Sunday, September 19, 2010

A quart in a pint pot won't go

I got up this morning with the best of intentions, but accidentally spent half an hour reading flim-flam on the internet when I should have been wrestling with a bicycle tyre.

A bicycle tyre that I had to use a seven-inch tyre lever, a pair of needle-nosed pliers and a hammer to fix, and, even after deploying this plethora of tools to get it off the wheel and insert a fresh inner tube, I found myself powerless to get the tyre properly seated back on the rim of the wheel.
After half an hour of this fruitless endeavour, and noticing that the tyre was practically bald anyway, I took it to the local bike shop to buy a new one. Of course, the shop doesn't open until 11, so I stood outside sweating. Oh, boy, was I sweaty. I wiped my brow and there were droplets of sweat on my hands; not just damp, but slick with perspiration. Luckily after a quarter of an hour a man let me in, I flung the wheel and some cash at him, and ran off.

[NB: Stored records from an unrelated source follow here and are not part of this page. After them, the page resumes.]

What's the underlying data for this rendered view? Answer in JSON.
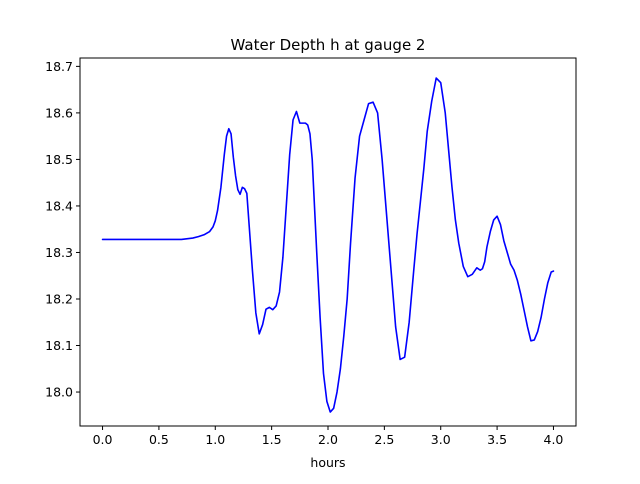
{
  "chart_data": {
    "type": "line",
    "title": "Water Depth h at gauge 2",
    "xlabel": "hours",
    "ylabel": "",
    "xlim": [
      -0.2,
      4.2
    ],
    "ylim": [
      17.927,
      18.718
    ],
    "xticks": [
      0.0,
      0.5,
      1.0,
      1.5,
      2.0,
      2.5,
      3.0,
      3.5,
      4.0
    ],
    "xtick_labels": [
      "0.0",
      "0.5",
      "1.0",
      "1.5",
      "2.0",
      "2.5",
      "3.0",
      "3.5",
      "4.0"
    ],
    "yticks": [
      18.0,
      18.1,
      18.2,
      18.3,
      18.4,
      18.5,
      18.6,
      18.7
    ],
    "ytick_labels": [
      "18.0",
      "18.1",
      "18.2",
      "18.3",
      "18.4",
      "18.5",
      "18.6",
      "18.7"
    ],
    "grid": false,
    "line_color": "#0000ff",
    "series": [
      {
        "x": [
          0.0,
          0.25,
          0.5,
          0.7,
          0.8,
          0.85,
          0.9,
          0.95,
          0.98,
          1.0,
          1.02,
          1.05,
          1.08,
          1.1,
          1.12,
          1.14,
          1.16,
          1.18,
          1.2,
          1.22,
          1.24,
          1.26,
          1.28,
          1.3,
          1.33,
          1.36,
          1.39,
          1.42,
          1.45,
          1.48,
          1.51,
          1.54,
          1.57,
          1.6,
          1.63,
          1.66,
          1.69,
          1.72,
          1.75,
          1.78,
          1.8,
          1.82,
          1.84,
          1.86,
          1.88,
          1.9,
          1.93,
          1.96,
          1.99,
          2.02,
          2.05,
          2.08,
          2.11,
          2.14,
          2.17,
          2.2,
          2.24,
          2.28,
          2.32,
          2.36,
          2.4,
          2.44,
          2.48,
          2.52,
          2.56,
          2.58,
          2.6,
          2.64,
          2.68,
          2.72,
          2.76,
          2.79,
          2.82,
          2.85,
          2.88,
          2.92,
          2.96,
          3.0,
          3.04,
          3.07,
          3.1,
          3.13,
          3.16,
          3.2,
          3.24,
          3.28,
          3.32,
          3.35,
          3.37,
          3.39,
          3.41,
          3.44,
          3.47,
          3.5,
          3.53,
          3.56,
          3.59,
          3.62,
          3.65,
          3.68,
          3.71,
          3.74,
          3.77,
          3.8,
          3.83,
          3.86,
          3.89,
          3.92,
          3.95,
          3.98,
          4.0
        ],
        "y": [
          18.328,
          18.328,
          18.328,
          18.328,
          18.331,
          18.334,
          18.338,
          18.345,
          18.355,
          18.368,
          18.39,
          18.44,
          18.51,
          18.55,
          18.566,
          18.555,
          18.505,
          18.465,
          18.435,
          18.425,
          18.44,
          18.437,
          18.427,
          18.36,
          18.26,
          18.17,
          18.125,
          18.145,
          18.178,
          18.182,
          18.177,
          18.185,
          18.215,
          18.29,
          18.4,
          18.51,
          18.585,
          18.603,
          18.578,
          18.578,
          18.578,
          18.574,
          18.555,
          18.5,
          18.4,
          18.3,
          18.16,
          18.04,
          17.98,
          17.957,
          17.965,
          18.0,
          18.05,
          18.12,
          18.2,
          18.32,
          18.46,
          18.55,
          18.585,
          18.62,
          18.623,
          18.6,
          18.5,
          18.38,
          18.26,
          18.2,
          18.14,
          18.07,
          18.075,
          18.15,
          18.26,
          18.34,
          18.41,
          18.48,
          18.56,
          18.625,
          18.675,
          18.665,
          18.6,
          18.52,
          18.44,
          18.37,
          18.32,
          18.27,
          18.248,
          18.253,
          18.267,
          18.262,
          18.265,
          18.28,
          18.312,
          18.345,
          18.37,
          18.378,
          18.36,
          18.325,
          18.3,
          18.275,
          18.262,
          18.24,
          18.21,
          18.175,
          18.14,
          18.11,
          18.112,
          18.13,
          18.16,
          18.2,
          18.235,
          18.258,
          18.26
        ]
      }
    ]
  }
}
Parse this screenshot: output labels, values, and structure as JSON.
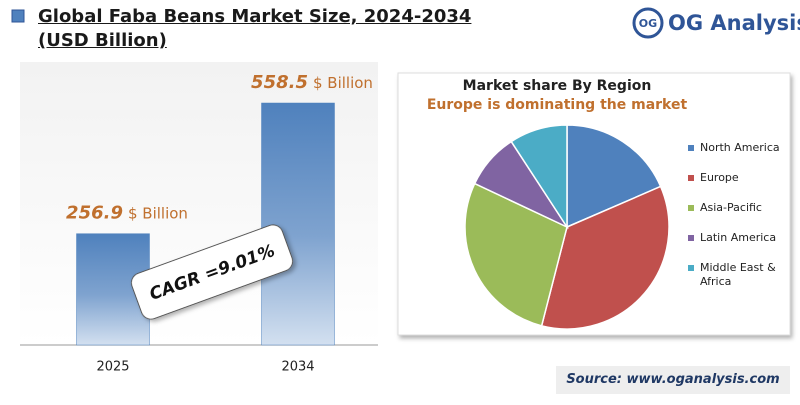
{
  "header": {
    "title": "Global Faba Beans Market Size, 2024-2034 (USD Billion)"
  },
  "logo": {
    "mark": "OG",
    "name": "OG Analysis"
  },
  "source": "Source: www.oganalysis.com",
  "chart_data": [
    {
      "type": "bar",
      "categories": [
        "2025",
        "2034"
      ],
      "values": [
        256.9,
        558.5
      ],
      "value_unit": "$ Billion",
      "color": "#4f81bd",
      "annotation": "CAGR =9.01%"
    },
    {
      "type": "pie",
      "title": "Market share By Region",
      "subtitle": "Europe is dominating the market",
      "legend": "right",
      "series": [
        {
          "name": "North America",
          "color": "#4f81bd",
          "values": [
            18.5
          ]
        },
        {
          "name": "Europe",
          "color": "#c0504d",
          "values": [
            35.5
          ]
        },
        {
          "name": "Asia-Pacific",
          "color": "#9bbb59",
          "values": [
            28
          ]
        },
        {
          "name": "Latin America",
          "color": "#8064a2",
          "values": [
            8.8
          ]
        },
        {
          "name": "Middle East & Africa",
          "color": "#4bacc6",
          "values": [
            9.2
          ]
        }
      ]
    }
  ]
}
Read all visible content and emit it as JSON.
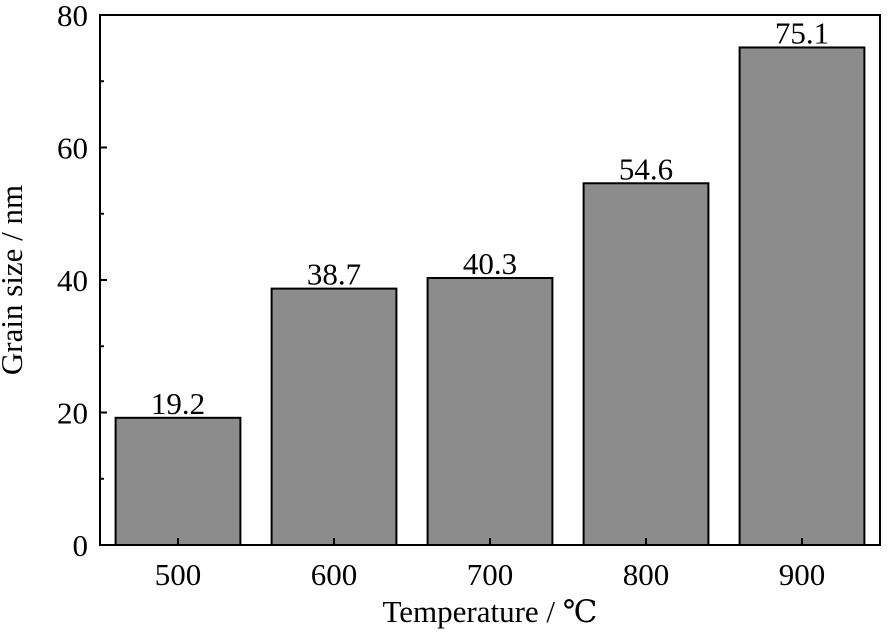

The rest of the day began to blur together. One minute I'm on the floor of a dance studio in Sai Wan Ho, my elbow trapped in somebody's armpit while they squash my hand till I yelp, the next I'm on the street outside the bike shop, talking to my friend Natalie that I haven't seen for a year, before getting home and being told off for leaving bicycle-related detritus all over the flat, then coming close to keeling over on the MTR, and finally getting on board a ferry to Macau to feel a bit noisome (although that could just as easily have been Blood's A Rover as seasickness).

Fernando's was ok. The company was good, but paying 300 dollars to travel for two hours just to watch other people eat chicken and fish while you have bread and salad ... well, it's not the meal I would have chosen. Still, I got to catch up with some friends I haven't seen all year, and see how the Cotai Strip has become shinier again, now they've been able to start assembling new casinos once more.

We caught the ferry home to Hong Kong with minutes to spare. Once we were seated, we heard an announcement, stating that "We will be serving complimentary snacks and beverages ... For Cotai First passengers." It was the pause there, together with the terribly-pleased-by-itself tone of the voice, that made me suspect they really wanted to say "You scum downstairs can pay."  Curse my stinking luck for not being able to spend the extra 50 dollars to get a free cup of coffee and a leg of squid.